Cette semaine, j’ai fait la lecture d’un ouvrage qui m’a rappelé un souvenir vieux de plus de 20 ans. Dans le millénaire précédent, en 1998, je suis appelé à couvrir le spectacle d’une nouvelle venue au Club Soda. Ce que je vois ce soir-là me chavire. Tellement, qu’à l’issue du spectacle, je demande à l’interviewer pour comprendre ce qui venait de se passer. À la fin de l’entrevue, je lui fais la bise, alors qu’on ne se connaît même pas. Je venais de succomber au magnétisme de Lhasa de Sela. Le livre qui m’a replongé dans ce souvenir, c’est une biographie de Fred Goodman, judicieusement intitulée Envoûtante Lhasa.

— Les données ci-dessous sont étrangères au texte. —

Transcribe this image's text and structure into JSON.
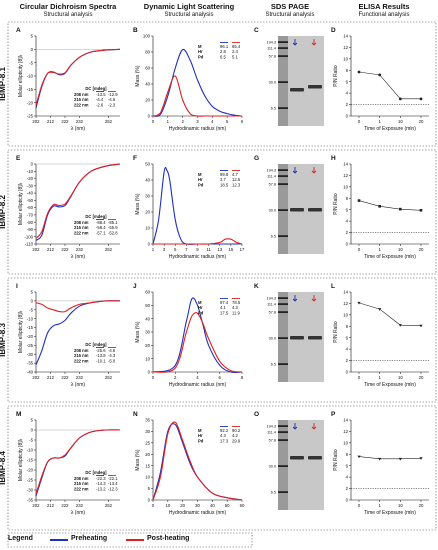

L’auteur de ce livre est lui aussi tombé sous le charme de cette artiste unique en son genre, mais dans son cas de façon posthume. Le New-Yorkais Fred Goodman a entendu Lhasa de Sela pour la première fois en janvier 2010 à la station de radio WBAI, dans une émission qui soulignait son décès à l’âge de 37 ans. Spécialisé en musique, cet ancien rédacteur du magazine Rolling Stone n’en revient pas de ce qu’il entend, et se demande comment cette chanteuse vivant à Montréal, mais née aux États-Unis, est passée sous son radar et celui de nombre de ses compatriotes. Goodman entreprend donc d’écrire son histoire. Le titre anglais du livre dit beaucoup de sa démarche: Why Lhasa de Sela Matters.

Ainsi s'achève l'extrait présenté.